После такого окрика: «руки прочь», а главное, после смены Иванова, аппетиты сразу исчезли и невозможное будто бы существование Хивы тянется благополучно вот уже третий десяток лет, даже без походов по льду на ту сторону!

Передовой отряд и его прогулки на ту сторону не сопровождались почти никакими потерями, а награды вели за собой порядочные: Иванов в 1873 г. был подполковником, а в апреле 1876-го — генералом.

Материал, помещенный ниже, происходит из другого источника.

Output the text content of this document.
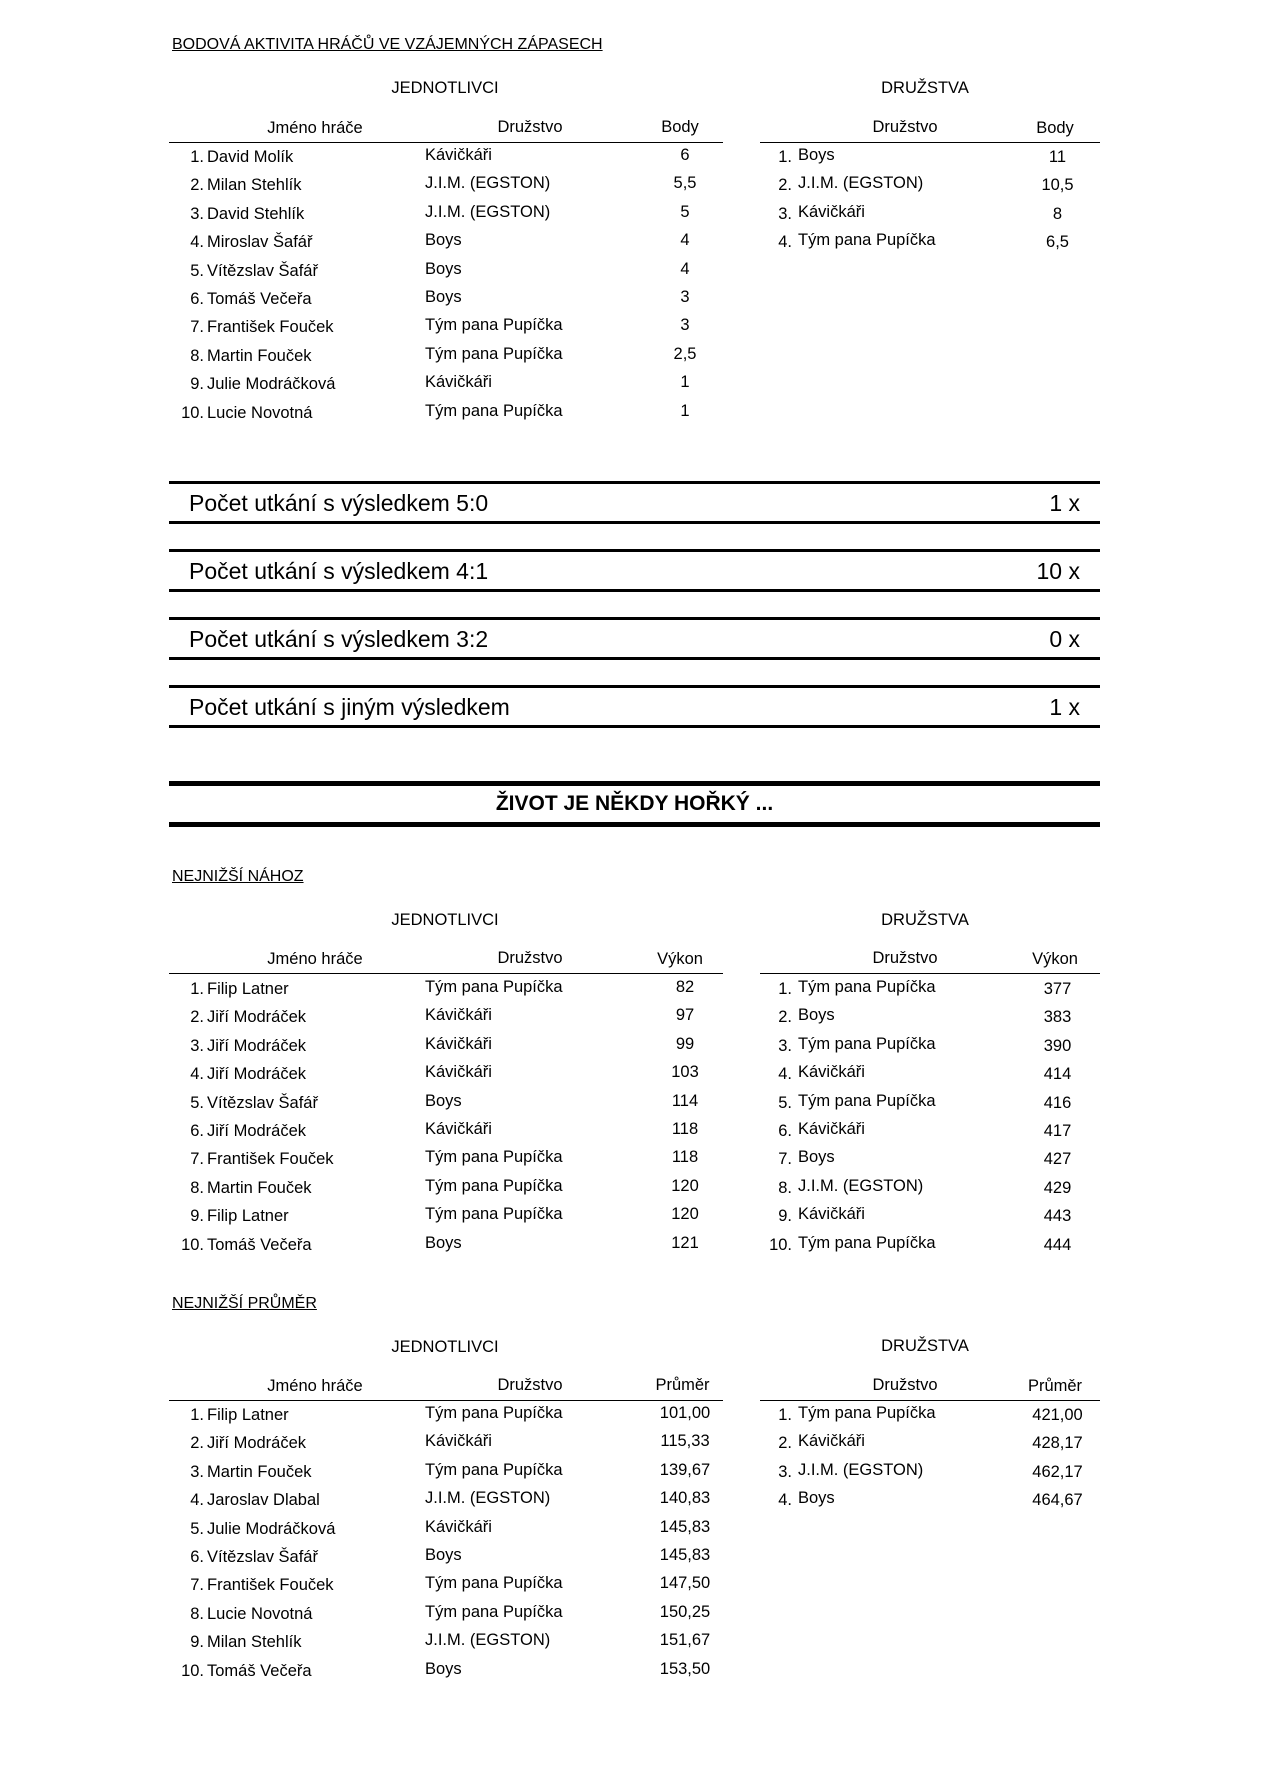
BODOVÁ AKTIVITA HRÁČŮ VE VZÁJEMNÝCH ZÁPASECH
JEDNOTLIVCI	DRUŽSTVA
Jméno hráče	Družstvo	Body
1. David Molík	Kávičkáři	6
2. Milan Stehlík	J.I.M. (EGSTON)	5,5
3. David Stehlík	J.I.M. (EGSTON)	5
4. Miroslav Šafář	Boys	4
5. Vítězslav Šafář	Boys	4
6. Tomáš Večeřa	Boys	3
7. František Fouček	Tým pana Pupíčka	3
8. Martin Fouček	Tým pana Pupíčka	2,5
9. Julie Modráčková	Kávičkáři	1
10. Lucie Novotná	Tým pana Pupíčka	1
Družstvo	Body
1. Boys	11
2. J.I.M. (EGSTON)	10,5
3. Kávičkáři	8
4. Tým pana Pupíčka	6,5
Počet utkání s výsledkem 5:0	1 x
Počet utkání s výsledkem 4:1	10 x
Počet utkání s výsledkem 3:2	0 x
Počet utkání s jiným výsledkem	1 x
ŽIVOT JE NĚKDY HOŘKÝ ...
NEJNIŽŠÍ NÁHOZ
JEDNOTLIVCI	DRUŽSTVA
Jméno hráče	Družstvo	Výkon
1. Filip Latner	Tým pana Pupíčka	82
2. Jiří Modráček	Kávičkáři	97
3. Jiří Modráček	Kávičkáři	99
4. Jiří Modráček	Kávičkáři	103
5. Vítězslav Šafář	Boys	114
6. Jiří Modráček	Kávičkáři	118
7. František Fouček	Tým pana Pupíčka	118
8. Martin Fouček	Tým pana Pupíčka	120
9. Filip Latner	Tým pana Pupíčka	120
10. Tomáš Večeřa	Boys	121
Družstvo	Výkon
1. Tým pana Pupíčka	377
2. Boys	383
3. Tým pana Pupíčka	390
4. Kávičkáři	414
5. Tým pana Pupíčka	416
6. Kávičkáři	417
7. Boys	427
8. J.I.M. (EGSTON)	429
9. Kávičkáři	443
10. Tým pana Pupíčka	444
NEJNIŽŠÍ PRŮMĚR
JEDNOTLIVCI	DRUŽSTVA
Jméno hráče	Družstvo	Průměr
1. Filip Latner	Tým pana Pupíčka	101,00
2. Jiří Modráček	Kávičkáři	115,33
3. Martin Fouček	Tým pana Pupíčka	139,67
4. Jaroslav Dlabal	J.I.M. (EGSTON)	140,83
5. Julie Modráčková	Kávičkáři	145,83
6. Vítězslav Šafář	Boys	145,83
7. František Fouček	Tým pana Pupíčka	147,50
8. Lucie Novotná	Tým pana Pupíčka	150,25
9. Milan Stehlík	J.I.M. (EGSTON)	151,67
10. Tomáš Večeřa	Boys	153,50
Družstvo	Průměr
1. Tým pana Pupíčka	421,00
2. Kávičkáři	428,17
3. J.I.M. (EGSTON)	462,17
4. Boys	464,67
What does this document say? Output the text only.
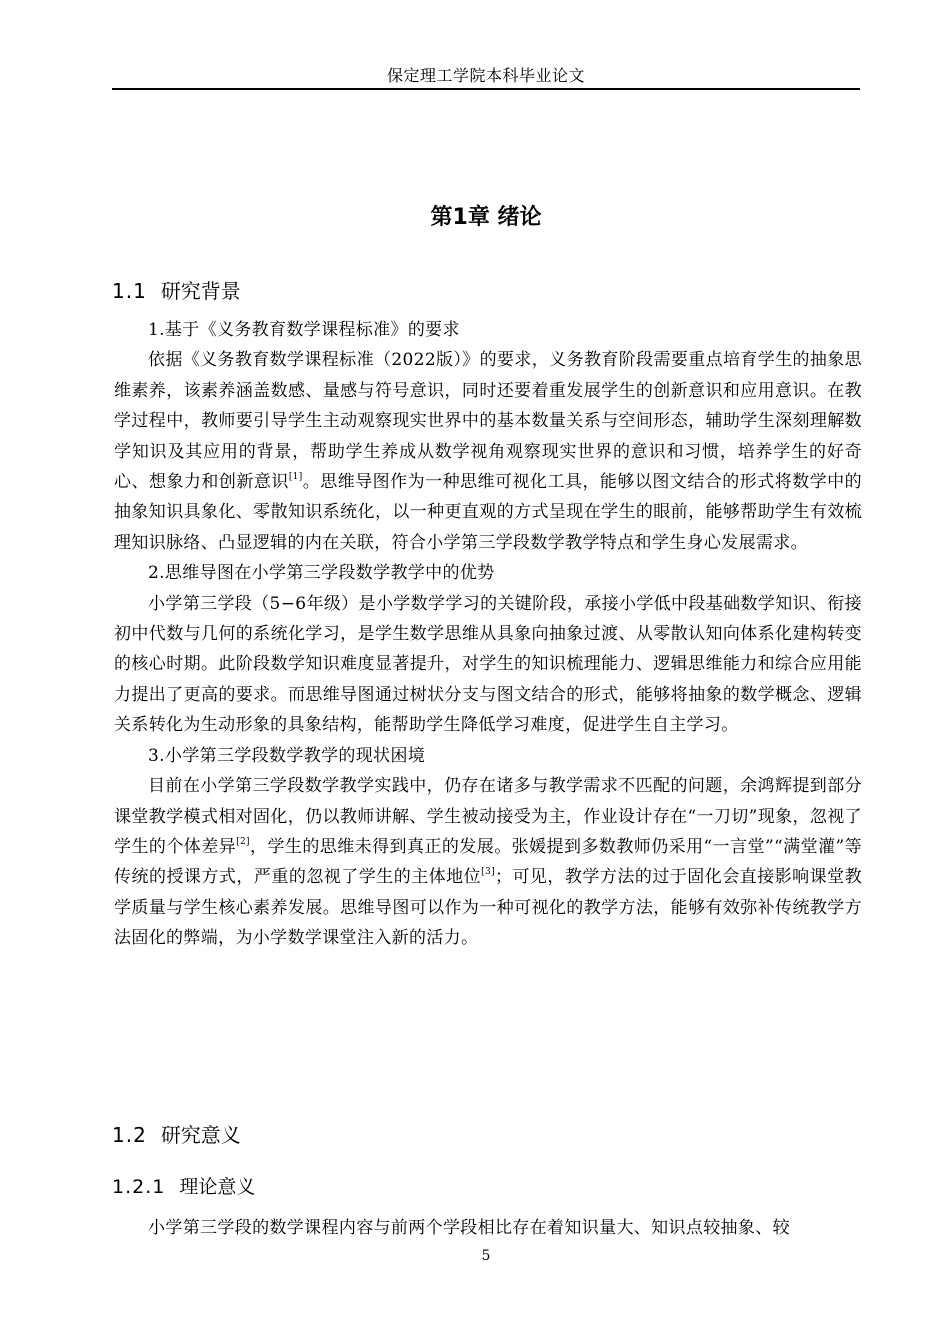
保定理工学院本科毕业论文
第1章 绪论
1.1 研究背景

1.基于《义务教育数学课程标准》的要求

依据《义务教育数学课程标准（2022版）》的要求，义务教育阶段需要重点培育学生的抽象思维素养，该素养涵盖数感、量感与符号意识，同时还要着重发展学生的创新意识和应用意识。在教学过程中，教师要引导学生主动观察现实世界中的基本数量关系与空间形态，辅助学生深刻理解数学知识及其应用的背景，帮助学生养成从数学视角观察现实世界的意识和习惯，培养学生的好奇心、想象力和创新意识[1]。思维导图作为一种思维可视化工具，能够以图文结合的形式将数学中的抽象知识具象化、零散知识系统化，以一种更直观的方式呈现在学生的眼前，能够帮助学生有效梳理知识脉络、凸显逻辑的内在关联，符合小学第三学段数学教学特点和学生身心发展需求。

2.思维导图在小学第三学段数学教学中的优势

小学第三学段（5−6年级）是小学数学学习的关键阶段，承接小学低中段基础数学知识、衔接初中代数与几何的系统化学习，是学生数学思维从具象向抽象过渡、从零散认知向体系化建构转变的核心时期。此阶段数学知识难度显著提升，对学生的知识梳理能力、逻辑思维能力和综合应用能力提出了更高的要求。而思维导图通过树状分支与图文结合的形式，能够将抽象的数学概念、逻辑关系转化为生动形象的具象结构，能帮助学生降低学习难度，促进学生自主学习。

3.小学第三学段数学教学的现状困境

目前在小学第三学段数学教学实践中，仍存在诸多与教学需求不匹配的问题，余鸿辉提到部分课堂教学模式相对固化，仍以教师讲解、学生被动接受为主，作业设计存在“一刀切”现象，忽视了学生的个体差异[2]，学生的思维未得到真正的发展。张媛提到多数教师仍采用“一言堂”“满堂灌”等传统的授课方式，严重的忽视了学生的主体地位[3]；可见，教学方法的过于固化会直接影响课堂教学质量与学生核心素养发展。思维导图可以作为一种可视化的教学方法，能够有效弥补传统教学方法固化的弊端，为小学数学课堂注入新的活力。

1.2 研究意义
1.2.1 理论意义

小学第三学段的数学课程内容与前两个学段相比存在着知识量大、知识点较抽象、较

5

Справедливость требует указать, что предпочитая прямо занять Хивинское ханство, вместо того, чтобы ходить на военные прогулки, Иванов, хотя в первую свою «прогулку» и жег поселки иомудов без милосердия и разбора, в угоду Кауфману, но затем, когда туркмены стали встречать наш отряд с хлебом-солью и потому жечь их, истреблять и палить из пушек было уже нельзя, он не стеснялся докладывать Кауфману, что жечь и бить всех туркмен без разбора несправедливо, что сами «прогулки», даже и без выстрела, причиняют нам только вред, так как мы являемся защитниками ненавидимого правительства и напрасно озлобляем против себя народ, умоляющий нас принять его в наше подданство… Иванов даже смотрит на туркменов «как на будущих русских подданных» (письмо к Кауфману от 16 февраля 1877 г.), до такой степени он был уверен, что Кауфман сумеет убедить государя в необходимости присоединения ханства к России.